Закинув перевязь на спину, Хельги поднялся на ноги. Тщетно попытался отряхнуть пропыленные штаны, одернул куртку, задубевшую местами от засохшей крови, не его – Шайритты. Кивнул на прощание Даниэлю и отправился восвояси. Капитан чистильщиков, несмотря на рвавшиеся с языка вопросы, не посмел задерживать Криэ. Да и что за необходимость устраивать большей частью личные расспросы посреди улицы и так не совсем дружелюбно настроенного города? Надо же дать человеку хоть немного отдохнуть…
* * *
Если задуматься о превратностях судьбы, рано или поздно можно вычислить некую закономерность – например, в том, с каким постоянством она одаривает неприятностями вас и осыпает удачей других. Задаваться вопросом «Почему?» не стоит, ибо, скорей всего, вы просто не нравитесь этой прихотливой даме. Тут уж впору задумываться над тем, а нравитесь ли вы вообще кому-нибудь, раз уж норны так стремятся вам подгадить? Можно, конечно, утверждать, что на все воля божья, а следовательно, и норн никаких не существует, и судьба здесь ни при чем. Но барон Тарница, несмотря на свои убеждения (а он с младых ногтей являлся истым христианином, хоть и проживал, той же божьей волей, на Территории древних средь язычества и ереси), в последние несколько часов стал склоняться к мысли, что три наглые дамы, сидящие у источника[12], все же имеют место быть. Более того, не только существовать на самом деле, но и активно вставлять ему палки в колеса. Эта неутешительная и до боли обидная мысль вертелась в голове господина Йожефа в такт движению пыли в косых полосах света, то есть делала это так же вяло и бестолково. Каждая минута пребывания в грязной, пропахшей клопами комнатушке ништявского шинка медленно, но верно приводила барона в ярость. Но более всего раздражала его высокая фигура возле окна, закутанная в черный плащ…

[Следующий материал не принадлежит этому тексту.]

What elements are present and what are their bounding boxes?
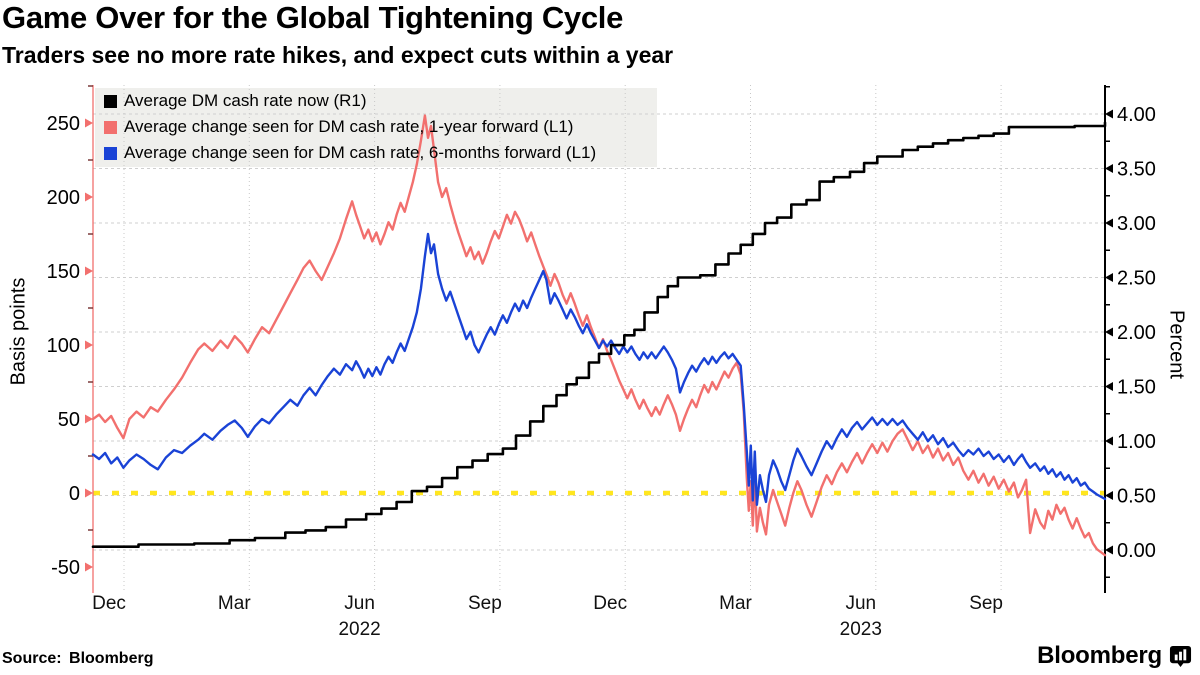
right-axis-title: Percent <box>1165 310 1188 379</box>
x-axis-tick-label: Mar <box>719 593 752 614</box>
right-axis-tick-label: 2.00 <box>1117 322 1156 344</box>
right-axis-arrow-tick <box>1105 218 1113 228</box>
left-axis-arrow-tick <box>85 340 93 350</box>
right-axis-arrow-tick <box>1105 273 1113 282</box>
series-line-1 <box>91 114 1107 557</box>
right-axis-arrow-tick <box>1105 491 1113 500</box>
x-axis-tick-label: Sep <box>969 593 1003 614</box>
x-axis-tick-label: Dec <box>92 593 126 614</box>
left-axis-tick-label: 50 <box>58 409 80 431</box>
left-axis-tick-label: 0 <box>69 483 80 505</box>
x-axis-year-label: 2023 <box>840 619 882 640</box>
left-axis-arrow-tick <box>85 192 93 202</box>
legend-swatch-black <box>104 94 117 108</box>
right-axis-arrow-tick <box>1105 436 1113 446</box>
legend-label: Average DM cash rate now (R1) <box>124 91 367 110</box>
left-axis-tick-label: 250 <box>47 113 80 135</box>
x-axis-tick-label: Dec <box>593 593 627 614</box>
chart-legend: Average DM cash rate now (R1) Average ch… <box>95 88 657 167</box>
x-axis-tick-label: Jun <box>344 593 375 614</box>
left-axis-tick-label: -50 <box>51 557 80 579</box>
legend-swatch-red <box>104 120 117 134</box>
legend-label: Average change seen for DM cash rate, 6-… <box>124 143 597 162</box>
source-note: Source: Bloomberg <box>2 650 154 667</box>
legend-item-6-months-forward: Average change seen for DM cash rate, 6-… <box>95 140 657 166</box>
x-axis-tick-label: Jun <box>845 593 876 614</box>
left-axis-arrow-tick <box>85 118 93 128</box>
legend-item-1-year-forward: Average change seen for DM cash rate, 1-… <box>95 114 657 140</box>
x-axis-year-label: 2022 <box>338 619 380 640</box>
right-axis-arrow-tick <box>1105 164 1113 173</box>
left-axis-tick-label: 100 <box>47 335 80 357</box>
series-line-2 <box>91 232 1107 506</box>
chart-title: Game Over for the Global Tightening Cycl… <box>2 0 624 35</box>
left-axis-tick-label: 200 <box>47 187 80 209</box>
legend-swatch-blue <box>104 146 117 160</box>
right-axis-tick-label: 0.00 <box>1117 540 1156 562</box>
left-axis-tick-label: 150 <box>47 261 80 283</box>
series-line-0 <box>91 121 1107 548</box>
right-axis-tick-label: 3.00 <box>1117 213 1156 235</box>
left-axis-arrow-tick <box>85 266 93 276</box>
bloomberg-logo: Bloomberg <box>1037 642 1192 670</box>
right-axis-tick-label: 3.50 <box>1117 159 1156 181</box>
right-axis-tick-label: 4.00 <box>1117 104 1156 126</box>
bloomberg-wordmark: Bloomberg <box>1037 642 1162 669</box>
bloomberg-logo-icon <box>1169 645 1192 667</box>
right-axis-tick-label: 0.50 <box>1117 486 1156 508</box>
right-axis-arrow-tick <box>1105 109 1113 119</box>
legend-item-cash-rate-now: Average DM cash rate now (R1) <box>95 88 657 114</box>
left-axis-arrow-tick <box>85 562 93 572</box>
left-axis-title: Basis points <box>7 277 30 386</box>
legend-label: Average change seen for DM cash rate, 1-… <box>124 117 574 136</box>
right-axis-arrow-tick <box>1105 382 1113 391</box>
right-axis-tick-label: 2.50 <box>1117 268 1156 290</box>
left-axis-arrow-tick <box>85 414 93 424</box>
right-axis-arrow-tick <box>1105 545 1113 555</box>
x-axis-tick-label: Mar <box>218 593 251 614</box>
chart-subtitle: Traders see no more rate hikes, and expe… <box>2 42 674 68</box>
right-axis-tick-label: 1.50 <box>1117 377 1156 399</box>
x-axis-tick-label: Sep <box>468 593 502 614</box>
right-axis-arrow-tick <box>1105 327 1113 337</box>
right-axis-tick-label: 1.00 <box>1117 431 1156 453</box>
left-axis-arrow-tick <box>85 488 93 498</box>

Гадес, оторвавшись от медитативного созерцания грязной улицы, развернулся в комнату, закрыв один из светлых прямоугольников на полу. Вся эта кутерьма, столь позабавившая его вчера, сегодня уже начала порядком раздражать. Встрепанный барон Тарница, уныло сидевший в продавленном кресле, только усиливал раздражение. Мальчишке вновь удалось ускользнуть. Единственный шанс взять под контроль новую мировую встряску становился все призрачнее. Прежнее величие таяло на глазах. Если бы не вмешательство Слепой Гостьи, мальчишка давно бы принадлежал ему. И зачем ей понадобился этот ни на что не годный червяк? Или, может статься, Гадес в чем-то просчитался?..
– Поздравляю, – язвительно произнес он, прерывая свои размышления, – поздравляю вас, друг мой, вы опять его упустили.
– Если бы вы не изволили шататься неизвестно где всю ночь напролет, он уже перешел бы к вам во владение, – огрызнулся Тарница. – И мой сын уже находился бы на пути к выздоровлению.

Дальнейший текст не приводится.